Moje badania na temat wpływu wybranych nanocząsteczek na płytki krwi już się zakończyły. Ostatnim etapem będzie zamknięcie przewodu doktorskiego, który te badania tworzą. Jest to plan na najbliższą przyszłość. Tymczasem prowadzę własną grupę badawczą OrthoSpine działającą przy Katedrze Ortopedii UJCM, w której badamy przyczyny bólu pleców i patomechanizmy, w tym też te genetyczne, choroby zwyrodnieniowej kręgosłupa. W przyszłości na pewno będę kontynuował te badania, jak również planuję prowadzić badania z szeroko pojętej chirurgii kręgosłupa, którą klinicznie obecnie się zajmuję. W mojej grupie pracują głównie młodzi naukowcy i studenci, w związku z tym staramy się obecnie o finansowanie kilku projektów naukowych. Dzięki stypendium Fundacji na rzecz Nauki Polskiej planuję udział w kilku konferencjach naukowych, część nagrody przeznaczę też na kursy doszkalające.
– Jaką drogę pan przebył, by dotrzeć do miejsca, w którym się pan obecnie znajduje?
Droga była kręta.

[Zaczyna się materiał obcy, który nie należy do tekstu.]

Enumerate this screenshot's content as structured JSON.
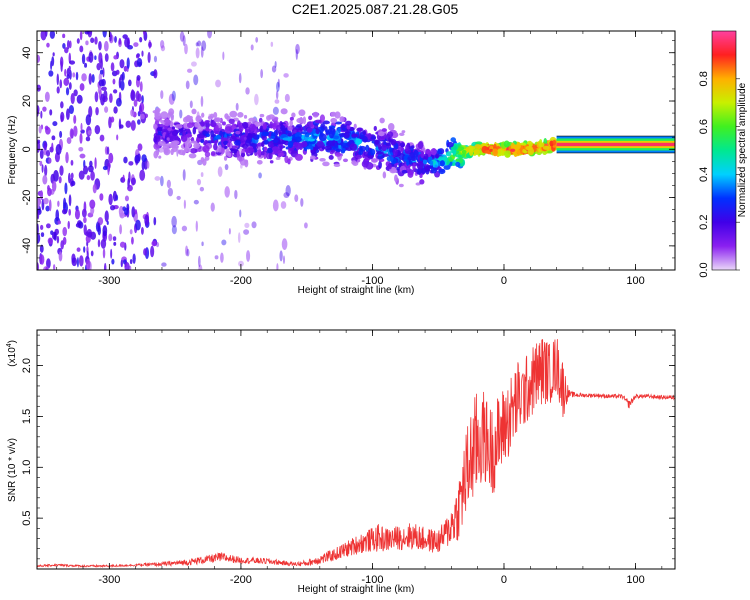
{
  "page": {
    "title": "C2E1.2025.087.21.28.G05"
  },
  "chart_data": [
    {
      "type": "heatmap",
      "title": "C2E1.2025.087.21.28.G05",
      "xlabel": "Height of straight line (km)",
      "ylabel": "Frequency (Hz)",
      "xlim": [
        -355,
        130
      ],
      "ylim": [
        -50,
        49
      ],
      "x_ticks": [
        -300,
        -200,
        -100,
        0,
        100
      ],
      "x_tick_labels": [
        "-300",
        "-200",
        "-100",
        "0",
        "100"
      ],
      "y_ticks": [
        -40,
        -20,
        0,
        20,
        40
      ],
      "y_tick_labels": [
        "-40",
        "-20",
        "0",
        "20",
        "40"
      ],
      "colorbar": {
        "label": "Normalized spectral amplitude",
        "range": [
          0,
          1
        ],
        "ticks": [
          0.0,
          0.2,
          0.4,
          0.6,
          0.8
        ],
        "tick_labels": [
          "0.0",
          "0.2",
          "0.4",
          "0.6",
          "0.8"
        ],
        "colors": [
          "#ead8f8",
          "#8a20f0",
          "#4000e8",
          "#0030ff",
          "#00d0ff",
          "#00e890",
          "#40f020",
          "#c8f000",
          "#ffb000",
          "#ff2020",
          "#ff40a0"
        ]
      },
      "ridge": {
        "x": [
          -265,
          -240,
          -220,
          -200,
          -180,
          -160,
          -140,
          -120,
          -100,
          -90,
          -80,
          -70,
          -60,
          -50,
          -40,
          -30,
          -20,
          -10,
          0,
          10,
          20,
          30,
          40,
          60,
          80,
          100,
          130
        ],
        "frequency": [
          7,
          6,
          5,
          4,
          4,
          4,
          5,
          4,
          1,
          -1,
          -3,
          -4,
          -6,
          -5,
          -3,
          -1,
          0,
          0,
          0,
          0,
          0,
          1,
          2,
          2,
          2,
          2,
          2
        ],
        "amplitude": [
          0.2,
          0.2,
          0.25,
          0.25,
          0.3,
          0.3,
          0.35,
          0.35,
          0.3,
          0.3,
          0.3,
          0.3,
          0.3,
          0.4,
          0.55,
          0.7,
          0.85,
          0.9,
          0.9,
          0.9,
          0.9,
          0.9,
          0.95,
          0.95,
          0.95,
          0.95,
          0.95
        ]
      }
    },
    {
      "type": "line",
      "xlabel": "Height of straight line (km)",
      "ylabel": "SNR (10 * v/v)",
      "y_multiplier_label": "(x10",
      "y_multiplier_exponent": "4",
      "y_multiplier_close": ")",
      "xlim": [
        -355,
        130
      ],
      "ylim": [
        0,
        2.35
      ],
      "x_ticks": [
        -300,
        -200,
        -100,
        0,
        100
      ],
      "x_tick_labels": [
        "-300",
        "-200",
        "-100",
        "0",
        "100"
      ],
      "y_ticks": [
        0.5,
        1.0,
        1.5,
        2.0
      ],
      "y_tick_labels": [
        "0.5",
        "1.0",
        "1.5",
        "2.0"
      ],
      "color": "#ee3333",
      "series": [
        {
          "x": [
            -355,
            -340,
            -320,
            -300,
            -280,
            -260,
            -240,
            -225,
            -215,
            -200,
            -180,
            -160,
            -150,
            -140,
            -130,
            -120,
            -110,
            -100,
            -95,
            -90,
            -80,
            -70,
            -60,
            -50,
            -45,
            -40,
            -35,
            -30,
            -25,
            -20,
            -15,
            -10,
            -5,
            0,
            5,
            10,
            15,
            20,
            25,
            30,
            35,
            40,
            45,
            48,
            50,
            60,
            70,
            80,
            90,
            95,
            100,
            110,
            120,
            130
          ],
          "y": [
            0.03,
            0.04,
            0.03,
            0.03,
            0.04,
            0.05,
            0.07,
            0.1,
            0.12,
            0.09,
            0.08,
            0.05,
            0.06,
            0.1,
            0.14,
            0.2,
            0.26,
            0.3,
            0.32,
            0.3,
            0.32,
            0.34,
            0.3,
            0.28,
            0.35,
            0.45,
            0.6,
            0.9,
            1.15,
            1.3,
            1.35,
            1.2,
            1.3,
            1.45,
            1.55,
            1.7,
            1.75,
            1.85,
            1.95,
            2.0,
            1.95,
            2.05,
            1.8,
            1.75,
            1.72,
            1.71,
            1.71,
            1.7,
            1.7,
            1.62,
            1.7,
            1.7,
            1.69,
            1.69
          ],
          "noise": [
            0.01,
            0.01,
            0.01,
            0.01,
            0.01,
            0.02,
            0.03,
            0.04,
            0.05,
            0.03,
            0.03,
            0.02,
            0.03,
            0.05,
            0.06,
            0.08,
            0.1,
            0.12,
            0.14,
            0.12,
            0.12,
            0.14,
            0.12,
            0.12,
            0.15,
            0.2,
            0.3,
            0.45,
            0.5,
            0.55,
            0.45,
            0.45,
            0.45,
            0.4,
            0.4,
            0.4,
            0.35,
            0.35,
            0.35,
            0.35,
            0.3,
            0.3,
            0.3,
            0.1,
            0.03,
            0.02,
            0.02,
            0.02,
            0.02,
            0.04,
            0.02,
            0.02,
            0.02,
            0.02
          ]
        }
      ]
    }
  ]
}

Pierwszy kontakt z nauką miałem jeszcze przed rozpoczęciem studiów medycznych, ponieważ wcześniej przez rok studiowałem w Stanach Zjednoczonych. Studiowałem neurobiologię.

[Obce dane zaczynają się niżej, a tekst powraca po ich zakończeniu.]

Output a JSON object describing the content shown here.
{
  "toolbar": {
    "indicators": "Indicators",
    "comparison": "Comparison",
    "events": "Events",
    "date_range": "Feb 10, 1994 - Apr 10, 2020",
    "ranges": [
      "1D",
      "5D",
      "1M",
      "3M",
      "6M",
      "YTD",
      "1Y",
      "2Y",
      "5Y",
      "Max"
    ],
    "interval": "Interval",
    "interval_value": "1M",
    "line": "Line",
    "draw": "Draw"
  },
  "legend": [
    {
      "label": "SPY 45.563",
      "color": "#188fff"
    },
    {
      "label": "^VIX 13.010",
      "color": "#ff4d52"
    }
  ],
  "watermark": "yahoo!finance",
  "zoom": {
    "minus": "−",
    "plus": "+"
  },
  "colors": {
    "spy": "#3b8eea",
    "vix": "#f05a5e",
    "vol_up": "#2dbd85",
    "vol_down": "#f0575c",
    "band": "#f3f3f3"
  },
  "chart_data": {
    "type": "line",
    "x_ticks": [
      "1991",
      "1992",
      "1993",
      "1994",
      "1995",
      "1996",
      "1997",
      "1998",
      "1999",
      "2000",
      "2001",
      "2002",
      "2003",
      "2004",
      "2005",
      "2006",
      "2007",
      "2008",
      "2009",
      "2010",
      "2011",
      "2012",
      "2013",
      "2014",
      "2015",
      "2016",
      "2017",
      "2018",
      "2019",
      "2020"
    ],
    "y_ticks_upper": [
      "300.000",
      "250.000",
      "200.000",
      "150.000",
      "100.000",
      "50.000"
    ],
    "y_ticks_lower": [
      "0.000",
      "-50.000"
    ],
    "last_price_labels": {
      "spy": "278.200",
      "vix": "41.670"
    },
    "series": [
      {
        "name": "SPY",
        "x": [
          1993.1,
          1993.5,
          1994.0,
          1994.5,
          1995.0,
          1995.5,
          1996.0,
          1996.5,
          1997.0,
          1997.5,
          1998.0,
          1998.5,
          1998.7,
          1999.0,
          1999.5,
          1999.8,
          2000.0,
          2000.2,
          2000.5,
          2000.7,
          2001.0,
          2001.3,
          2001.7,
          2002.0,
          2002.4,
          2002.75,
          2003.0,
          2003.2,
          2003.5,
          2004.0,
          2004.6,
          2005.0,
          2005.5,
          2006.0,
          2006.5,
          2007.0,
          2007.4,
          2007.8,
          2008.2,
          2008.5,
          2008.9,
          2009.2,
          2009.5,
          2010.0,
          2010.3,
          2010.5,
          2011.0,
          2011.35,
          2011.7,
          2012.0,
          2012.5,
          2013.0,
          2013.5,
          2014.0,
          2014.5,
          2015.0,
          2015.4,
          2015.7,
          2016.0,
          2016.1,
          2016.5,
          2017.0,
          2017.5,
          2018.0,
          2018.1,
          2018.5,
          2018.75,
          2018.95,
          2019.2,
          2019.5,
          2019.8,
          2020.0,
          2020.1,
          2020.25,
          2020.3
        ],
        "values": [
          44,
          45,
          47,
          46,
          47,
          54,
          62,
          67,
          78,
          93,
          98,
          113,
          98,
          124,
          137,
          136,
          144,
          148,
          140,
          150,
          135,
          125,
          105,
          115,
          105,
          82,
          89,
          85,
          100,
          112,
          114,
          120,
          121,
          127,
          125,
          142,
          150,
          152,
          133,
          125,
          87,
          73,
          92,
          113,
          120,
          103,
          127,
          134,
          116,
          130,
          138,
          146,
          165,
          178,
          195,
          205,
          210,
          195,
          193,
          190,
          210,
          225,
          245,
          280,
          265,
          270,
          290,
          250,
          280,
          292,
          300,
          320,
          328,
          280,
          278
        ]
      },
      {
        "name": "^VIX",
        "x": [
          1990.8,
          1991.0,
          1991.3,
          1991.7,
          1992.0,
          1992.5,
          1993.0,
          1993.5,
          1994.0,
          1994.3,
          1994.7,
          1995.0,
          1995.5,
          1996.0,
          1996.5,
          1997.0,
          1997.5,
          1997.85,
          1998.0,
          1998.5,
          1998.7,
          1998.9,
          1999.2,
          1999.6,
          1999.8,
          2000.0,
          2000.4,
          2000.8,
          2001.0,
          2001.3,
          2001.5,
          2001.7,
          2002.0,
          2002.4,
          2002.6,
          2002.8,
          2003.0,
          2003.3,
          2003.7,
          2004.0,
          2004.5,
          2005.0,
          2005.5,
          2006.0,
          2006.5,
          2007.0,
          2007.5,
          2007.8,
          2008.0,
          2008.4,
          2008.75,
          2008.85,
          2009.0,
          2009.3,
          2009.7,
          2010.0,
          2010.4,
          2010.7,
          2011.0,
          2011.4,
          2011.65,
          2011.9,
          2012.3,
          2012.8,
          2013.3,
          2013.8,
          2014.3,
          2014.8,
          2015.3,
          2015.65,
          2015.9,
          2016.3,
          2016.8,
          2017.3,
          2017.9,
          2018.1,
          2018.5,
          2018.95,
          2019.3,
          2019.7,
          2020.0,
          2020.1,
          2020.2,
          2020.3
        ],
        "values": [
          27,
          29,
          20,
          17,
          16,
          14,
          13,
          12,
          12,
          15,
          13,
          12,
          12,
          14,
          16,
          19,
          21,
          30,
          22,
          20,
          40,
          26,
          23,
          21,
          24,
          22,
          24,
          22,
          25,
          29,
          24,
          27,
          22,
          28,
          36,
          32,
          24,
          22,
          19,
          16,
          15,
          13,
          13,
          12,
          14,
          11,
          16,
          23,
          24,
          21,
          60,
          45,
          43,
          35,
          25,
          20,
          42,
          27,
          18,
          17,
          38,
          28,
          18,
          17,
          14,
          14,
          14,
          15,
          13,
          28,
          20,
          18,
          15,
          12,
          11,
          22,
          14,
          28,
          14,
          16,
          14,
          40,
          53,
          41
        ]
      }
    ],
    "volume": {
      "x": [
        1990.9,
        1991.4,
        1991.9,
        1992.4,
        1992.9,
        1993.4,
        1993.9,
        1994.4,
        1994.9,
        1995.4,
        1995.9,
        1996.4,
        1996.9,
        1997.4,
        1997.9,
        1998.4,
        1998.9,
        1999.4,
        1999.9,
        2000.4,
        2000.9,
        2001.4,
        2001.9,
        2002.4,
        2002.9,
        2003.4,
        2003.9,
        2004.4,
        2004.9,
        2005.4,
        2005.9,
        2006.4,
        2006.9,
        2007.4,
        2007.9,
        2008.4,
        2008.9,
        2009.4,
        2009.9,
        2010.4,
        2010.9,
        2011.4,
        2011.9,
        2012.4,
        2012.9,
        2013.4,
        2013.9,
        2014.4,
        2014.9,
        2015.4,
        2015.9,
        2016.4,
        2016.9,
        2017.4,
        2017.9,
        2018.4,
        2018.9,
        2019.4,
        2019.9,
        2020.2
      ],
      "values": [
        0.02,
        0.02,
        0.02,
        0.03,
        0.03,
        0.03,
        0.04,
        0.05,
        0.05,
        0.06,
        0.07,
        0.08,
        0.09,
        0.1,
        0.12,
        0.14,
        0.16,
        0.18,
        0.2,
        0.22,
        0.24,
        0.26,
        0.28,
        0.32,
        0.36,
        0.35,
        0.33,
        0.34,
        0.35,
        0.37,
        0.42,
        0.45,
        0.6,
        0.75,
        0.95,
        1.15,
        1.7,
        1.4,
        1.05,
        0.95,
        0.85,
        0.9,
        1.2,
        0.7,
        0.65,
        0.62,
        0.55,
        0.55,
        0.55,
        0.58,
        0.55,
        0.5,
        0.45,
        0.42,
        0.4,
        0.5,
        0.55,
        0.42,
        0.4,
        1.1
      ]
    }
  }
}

Forma prowadzenia zajęć i to, w jak ciekawy sposób można zachęcić do zgłębiania wiedzy, były pewnie powodem, dla którego podjąłem pracę jako asystent badawczy w laboratorium genetyki behawioralnej u prof. Clarissy Parker w Middlebury College. Część z tych umiejętności, które tam nabyłem, przydały się już podczas studiów medycznych w Polsce. W 2016 roku dołączyłem do międzynarodowej grupy badawczej Evidence-Based Anatomy Working Group w Katedrze Anatomii UJCM. Tam rozwijałem swoje umiejętności zarówno praktyczne, jak i teoretyczne z zakresu anatomii opartej na faktach. Praca w grupie umożliwiła mi przeprowadzenie badań, których wyniki były publikowane wielokrotnie w czasopismach naukowych. W trakcie studiów zdobyłem również kilka grantów naukowych, co umożliwiło mi prowadzenie własnych badań podstawowych. Prawda jest taka, że większość osób widzi tylko końcowe efekty badań, natomiast za każdym projektem stoją przepracowane wieczory i noce w laboratorium lub przed komputerem.
– Co poradzi pan studentom kierunku lekarskiego, którzy marzą o karierze naukowca?
Aby się nie poddawać. Prowadzenie badań jest żmudną pracą, która często nie przynosi oczekiwanych efektów. Poleciłbym również odnalezienie grupy badawczej lub koła naukowego na uczelni, które ma historię publikowania wyników swoich badań. Dołączając do prężnie działającego koła, buduje się umiejętności, które pozwolą potem prowadzić własne badania. I na pewno warto to zrobić już na samym początku studiów, ale żaden moment nie jest zły.